Karin Hunn
Asymmetrische Beziehungen: Türkische "Gastarbeiter" zwischen Heimat und Fremde. Vom deutsch-türkischen Anwerbeabkommen bis zum Anwerbestopp (1961-1973)
Die zwölf Jahre dauernde offizielle Anwerbung türkischer Arbeitskräfte durch die Bundesrepublik Deutschland mündete bekanntlich in einen Einwanderungsprozess, der bis in die Gegenwart andauert und noch heute eine große Herausforderung für die bundesdeutsche Politik und Gesellschaft darstellt. Zur Beantwortung der Frage, woher die besonderen Schwierigkeiten der Integration türkischer Migranten rührten, wird häufig pauschal auf die islamische Kultur und Religion verwiesen. Der vorliegende Beitrag hinterfragt diese monokausale Betrachtung und untersucht, warum den von der deutschen Politik und Wirtschaft anfangs kaum reflektierten kulturell-religiösen Unterschieden zwischen Türken und Deutschen im Laufe der Jahre eine immer stärkere Abgrenzungsfunktion zukam.

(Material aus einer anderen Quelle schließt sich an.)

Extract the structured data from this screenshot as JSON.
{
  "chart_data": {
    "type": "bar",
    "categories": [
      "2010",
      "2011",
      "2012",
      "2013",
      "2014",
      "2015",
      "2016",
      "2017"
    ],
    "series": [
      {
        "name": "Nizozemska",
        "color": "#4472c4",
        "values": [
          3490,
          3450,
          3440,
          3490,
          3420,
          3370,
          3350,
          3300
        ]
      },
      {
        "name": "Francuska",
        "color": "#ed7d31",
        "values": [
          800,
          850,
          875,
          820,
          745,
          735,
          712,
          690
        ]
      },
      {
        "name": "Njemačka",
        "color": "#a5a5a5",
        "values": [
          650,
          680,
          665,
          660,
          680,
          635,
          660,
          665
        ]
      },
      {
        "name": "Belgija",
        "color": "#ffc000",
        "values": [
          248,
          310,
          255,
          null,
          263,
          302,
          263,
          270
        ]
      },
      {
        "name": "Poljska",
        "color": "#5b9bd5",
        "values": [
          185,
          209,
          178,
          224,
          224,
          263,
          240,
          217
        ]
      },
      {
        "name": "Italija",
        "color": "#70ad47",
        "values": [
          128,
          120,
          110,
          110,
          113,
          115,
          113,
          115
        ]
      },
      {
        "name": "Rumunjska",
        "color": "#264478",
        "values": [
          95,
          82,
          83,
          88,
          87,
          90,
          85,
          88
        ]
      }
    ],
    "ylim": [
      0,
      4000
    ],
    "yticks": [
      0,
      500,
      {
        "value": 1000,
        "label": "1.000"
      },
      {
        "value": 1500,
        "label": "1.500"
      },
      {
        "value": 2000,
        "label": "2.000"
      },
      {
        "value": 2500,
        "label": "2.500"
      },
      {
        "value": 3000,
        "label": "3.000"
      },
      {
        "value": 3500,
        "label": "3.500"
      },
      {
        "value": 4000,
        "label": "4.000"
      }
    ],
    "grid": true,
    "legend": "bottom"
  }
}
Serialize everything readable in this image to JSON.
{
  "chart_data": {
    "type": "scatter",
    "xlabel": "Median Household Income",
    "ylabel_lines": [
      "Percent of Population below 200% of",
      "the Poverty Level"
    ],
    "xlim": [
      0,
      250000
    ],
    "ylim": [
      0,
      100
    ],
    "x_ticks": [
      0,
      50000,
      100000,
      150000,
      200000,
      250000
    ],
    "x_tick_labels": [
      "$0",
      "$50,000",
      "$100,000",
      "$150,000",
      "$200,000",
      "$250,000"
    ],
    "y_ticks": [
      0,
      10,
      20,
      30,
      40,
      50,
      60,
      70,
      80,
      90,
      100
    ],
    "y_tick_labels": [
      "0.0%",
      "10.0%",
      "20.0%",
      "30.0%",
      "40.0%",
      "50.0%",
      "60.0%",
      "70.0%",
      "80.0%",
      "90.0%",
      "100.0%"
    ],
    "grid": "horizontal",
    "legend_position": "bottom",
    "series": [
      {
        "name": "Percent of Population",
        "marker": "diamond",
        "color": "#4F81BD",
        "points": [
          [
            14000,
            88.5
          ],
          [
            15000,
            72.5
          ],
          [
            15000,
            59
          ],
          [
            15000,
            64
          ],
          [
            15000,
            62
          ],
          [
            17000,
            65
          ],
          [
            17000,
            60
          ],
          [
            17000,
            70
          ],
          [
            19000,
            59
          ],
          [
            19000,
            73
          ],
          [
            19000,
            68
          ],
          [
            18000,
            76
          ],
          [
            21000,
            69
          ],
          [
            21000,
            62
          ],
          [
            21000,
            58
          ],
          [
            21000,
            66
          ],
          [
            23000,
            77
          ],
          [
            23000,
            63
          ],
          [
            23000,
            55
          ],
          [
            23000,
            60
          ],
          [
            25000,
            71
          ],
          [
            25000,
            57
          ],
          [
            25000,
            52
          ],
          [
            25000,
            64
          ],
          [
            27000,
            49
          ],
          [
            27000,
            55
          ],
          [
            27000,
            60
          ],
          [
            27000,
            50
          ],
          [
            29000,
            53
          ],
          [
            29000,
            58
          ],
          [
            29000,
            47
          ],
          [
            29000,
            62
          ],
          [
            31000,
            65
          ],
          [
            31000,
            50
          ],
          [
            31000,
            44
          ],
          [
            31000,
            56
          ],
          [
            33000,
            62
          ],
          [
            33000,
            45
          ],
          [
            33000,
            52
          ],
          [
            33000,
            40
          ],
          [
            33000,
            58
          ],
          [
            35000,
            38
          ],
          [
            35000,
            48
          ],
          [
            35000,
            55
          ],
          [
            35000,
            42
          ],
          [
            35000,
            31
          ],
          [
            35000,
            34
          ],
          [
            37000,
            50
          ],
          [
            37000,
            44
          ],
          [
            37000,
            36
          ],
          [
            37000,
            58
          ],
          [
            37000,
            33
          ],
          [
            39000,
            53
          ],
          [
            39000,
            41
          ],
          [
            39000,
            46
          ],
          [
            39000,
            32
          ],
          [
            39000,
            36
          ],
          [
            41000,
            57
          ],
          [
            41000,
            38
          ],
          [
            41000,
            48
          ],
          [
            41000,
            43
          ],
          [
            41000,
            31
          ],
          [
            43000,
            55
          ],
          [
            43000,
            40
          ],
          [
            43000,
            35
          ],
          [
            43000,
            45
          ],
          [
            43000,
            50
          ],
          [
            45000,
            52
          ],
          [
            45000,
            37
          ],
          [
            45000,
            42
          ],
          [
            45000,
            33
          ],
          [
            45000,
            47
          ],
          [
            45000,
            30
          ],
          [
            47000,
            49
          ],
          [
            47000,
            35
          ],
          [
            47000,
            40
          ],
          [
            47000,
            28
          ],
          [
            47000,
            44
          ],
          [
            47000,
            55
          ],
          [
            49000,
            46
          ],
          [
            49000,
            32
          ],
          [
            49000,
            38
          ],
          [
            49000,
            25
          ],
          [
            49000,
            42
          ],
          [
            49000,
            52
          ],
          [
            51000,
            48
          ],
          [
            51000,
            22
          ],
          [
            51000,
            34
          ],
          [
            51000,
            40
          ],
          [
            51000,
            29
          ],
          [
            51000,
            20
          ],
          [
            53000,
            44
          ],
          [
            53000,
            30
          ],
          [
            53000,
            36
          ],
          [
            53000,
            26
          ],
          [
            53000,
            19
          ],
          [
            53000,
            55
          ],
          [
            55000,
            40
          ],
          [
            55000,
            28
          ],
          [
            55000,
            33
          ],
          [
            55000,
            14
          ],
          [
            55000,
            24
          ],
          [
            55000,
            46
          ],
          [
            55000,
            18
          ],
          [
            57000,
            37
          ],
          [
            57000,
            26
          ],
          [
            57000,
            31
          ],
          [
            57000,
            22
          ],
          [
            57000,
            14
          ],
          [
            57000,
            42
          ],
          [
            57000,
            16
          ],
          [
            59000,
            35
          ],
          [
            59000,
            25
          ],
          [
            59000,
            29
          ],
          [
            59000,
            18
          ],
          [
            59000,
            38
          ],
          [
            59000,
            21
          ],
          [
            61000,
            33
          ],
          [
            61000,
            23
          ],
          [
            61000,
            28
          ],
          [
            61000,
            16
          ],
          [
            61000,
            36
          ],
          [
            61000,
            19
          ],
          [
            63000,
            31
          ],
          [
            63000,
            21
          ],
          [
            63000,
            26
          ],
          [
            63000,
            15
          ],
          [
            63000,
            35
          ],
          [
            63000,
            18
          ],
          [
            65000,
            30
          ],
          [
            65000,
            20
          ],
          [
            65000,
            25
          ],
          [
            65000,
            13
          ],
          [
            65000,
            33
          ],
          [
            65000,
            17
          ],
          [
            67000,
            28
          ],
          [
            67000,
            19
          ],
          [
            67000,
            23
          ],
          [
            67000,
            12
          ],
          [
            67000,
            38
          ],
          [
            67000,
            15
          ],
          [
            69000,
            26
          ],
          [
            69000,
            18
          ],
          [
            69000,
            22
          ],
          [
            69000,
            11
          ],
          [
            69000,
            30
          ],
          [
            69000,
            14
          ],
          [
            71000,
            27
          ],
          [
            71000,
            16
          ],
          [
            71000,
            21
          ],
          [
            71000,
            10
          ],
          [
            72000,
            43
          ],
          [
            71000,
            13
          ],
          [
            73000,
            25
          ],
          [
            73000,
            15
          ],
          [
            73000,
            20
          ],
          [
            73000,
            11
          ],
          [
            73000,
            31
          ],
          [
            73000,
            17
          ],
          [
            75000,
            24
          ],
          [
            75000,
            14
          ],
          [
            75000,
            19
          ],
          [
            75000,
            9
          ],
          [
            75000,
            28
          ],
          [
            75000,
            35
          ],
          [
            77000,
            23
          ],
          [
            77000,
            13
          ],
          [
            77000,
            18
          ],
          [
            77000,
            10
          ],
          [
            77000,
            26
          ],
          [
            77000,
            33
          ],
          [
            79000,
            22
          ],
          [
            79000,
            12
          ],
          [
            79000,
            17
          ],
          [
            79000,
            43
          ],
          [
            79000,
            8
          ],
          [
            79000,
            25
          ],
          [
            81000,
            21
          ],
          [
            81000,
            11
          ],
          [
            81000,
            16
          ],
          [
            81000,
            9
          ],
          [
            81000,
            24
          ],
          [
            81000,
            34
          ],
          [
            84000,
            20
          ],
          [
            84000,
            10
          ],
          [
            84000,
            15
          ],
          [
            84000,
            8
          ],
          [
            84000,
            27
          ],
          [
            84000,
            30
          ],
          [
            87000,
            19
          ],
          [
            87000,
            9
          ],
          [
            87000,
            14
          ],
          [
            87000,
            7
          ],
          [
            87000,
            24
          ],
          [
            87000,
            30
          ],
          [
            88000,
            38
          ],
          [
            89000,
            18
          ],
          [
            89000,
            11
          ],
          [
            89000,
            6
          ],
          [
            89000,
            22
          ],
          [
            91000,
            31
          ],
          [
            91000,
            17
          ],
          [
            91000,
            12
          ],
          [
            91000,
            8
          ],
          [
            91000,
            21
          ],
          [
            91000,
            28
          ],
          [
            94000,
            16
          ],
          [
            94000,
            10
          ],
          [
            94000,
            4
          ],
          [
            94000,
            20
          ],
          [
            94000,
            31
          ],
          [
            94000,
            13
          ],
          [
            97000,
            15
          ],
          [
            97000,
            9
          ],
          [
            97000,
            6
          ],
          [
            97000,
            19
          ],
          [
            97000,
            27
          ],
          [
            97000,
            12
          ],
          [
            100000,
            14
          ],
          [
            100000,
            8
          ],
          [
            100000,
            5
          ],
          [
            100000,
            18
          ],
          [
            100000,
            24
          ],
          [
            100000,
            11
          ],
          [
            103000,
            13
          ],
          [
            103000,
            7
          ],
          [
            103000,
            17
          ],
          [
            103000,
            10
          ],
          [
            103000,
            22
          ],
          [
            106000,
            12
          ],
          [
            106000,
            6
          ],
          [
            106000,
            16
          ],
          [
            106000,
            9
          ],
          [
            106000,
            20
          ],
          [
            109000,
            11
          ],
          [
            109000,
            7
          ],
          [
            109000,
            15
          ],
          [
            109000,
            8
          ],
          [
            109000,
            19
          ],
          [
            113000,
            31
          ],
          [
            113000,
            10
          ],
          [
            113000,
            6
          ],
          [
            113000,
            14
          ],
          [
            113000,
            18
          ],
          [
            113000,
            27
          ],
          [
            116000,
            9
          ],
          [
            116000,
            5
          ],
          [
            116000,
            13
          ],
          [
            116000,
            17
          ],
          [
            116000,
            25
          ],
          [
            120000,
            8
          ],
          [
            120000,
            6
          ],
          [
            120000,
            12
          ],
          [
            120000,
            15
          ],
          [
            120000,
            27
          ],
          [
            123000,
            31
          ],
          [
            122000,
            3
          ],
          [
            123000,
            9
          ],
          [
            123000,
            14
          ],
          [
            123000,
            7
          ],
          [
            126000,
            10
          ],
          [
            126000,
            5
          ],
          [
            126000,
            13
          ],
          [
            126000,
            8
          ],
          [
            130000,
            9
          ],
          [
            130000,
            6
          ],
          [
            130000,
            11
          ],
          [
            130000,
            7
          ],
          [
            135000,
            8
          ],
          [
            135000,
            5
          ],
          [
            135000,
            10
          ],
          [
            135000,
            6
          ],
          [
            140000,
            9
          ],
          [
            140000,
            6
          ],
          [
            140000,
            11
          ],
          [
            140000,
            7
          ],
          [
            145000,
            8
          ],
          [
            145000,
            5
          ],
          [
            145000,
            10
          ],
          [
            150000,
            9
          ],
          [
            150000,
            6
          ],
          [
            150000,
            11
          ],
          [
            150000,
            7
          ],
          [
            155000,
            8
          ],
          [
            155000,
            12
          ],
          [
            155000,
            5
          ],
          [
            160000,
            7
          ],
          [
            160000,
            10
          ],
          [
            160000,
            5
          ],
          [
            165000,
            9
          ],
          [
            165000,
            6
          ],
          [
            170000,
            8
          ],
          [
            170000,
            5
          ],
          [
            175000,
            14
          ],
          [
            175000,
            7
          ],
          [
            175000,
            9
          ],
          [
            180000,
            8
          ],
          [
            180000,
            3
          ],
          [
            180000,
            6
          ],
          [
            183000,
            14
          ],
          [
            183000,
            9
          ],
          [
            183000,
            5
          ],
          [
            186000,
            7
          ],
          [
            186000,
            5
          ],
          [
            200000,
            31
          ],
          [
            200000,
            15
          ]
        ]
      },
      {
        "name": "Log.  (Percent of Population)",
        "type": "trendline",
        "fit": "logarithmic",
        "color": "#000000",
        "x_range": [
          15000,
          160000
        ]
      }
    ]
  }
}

Zur Erklärung werden insbesondere die bislang wenig beachteten wirtschaftlichen, gesellschaftlichen und politischen Bedingungen in der Türkei und - damit zusammenhängend - die unvorhergesehene Entwicklung des ursprünglich von beiden Seiten als befristet gedachten Migrationsprozesses herangezogen. Die zu konstatierenden Fehlentwicklungen führten dazu, dass die mit der Beschäftigung türkischer Arbeitskräfte in Westdeutschland zusammenhängenden Interessen beider Länder zunehmend auseinanderdrifteten, ohne dass entsprechende migrationspolitische Kurskorrekturen vorgenommen worden wären. Die dadurch bedingten sozialen Defizite gingen vor allem zu Lasten der türkischen Migranten, die in hohem Maße sich selbst überlassen blieben, keine klare Zukunftsperspektive entwickeln konnten und allmählich ein Diaspora-Bewußtsein ausbildeten, das sich aus nationalen bzw. ethnischen, kulturellen sowie religiösen Differenzen speiste und somit zur stärkeren Betonung derselben führte.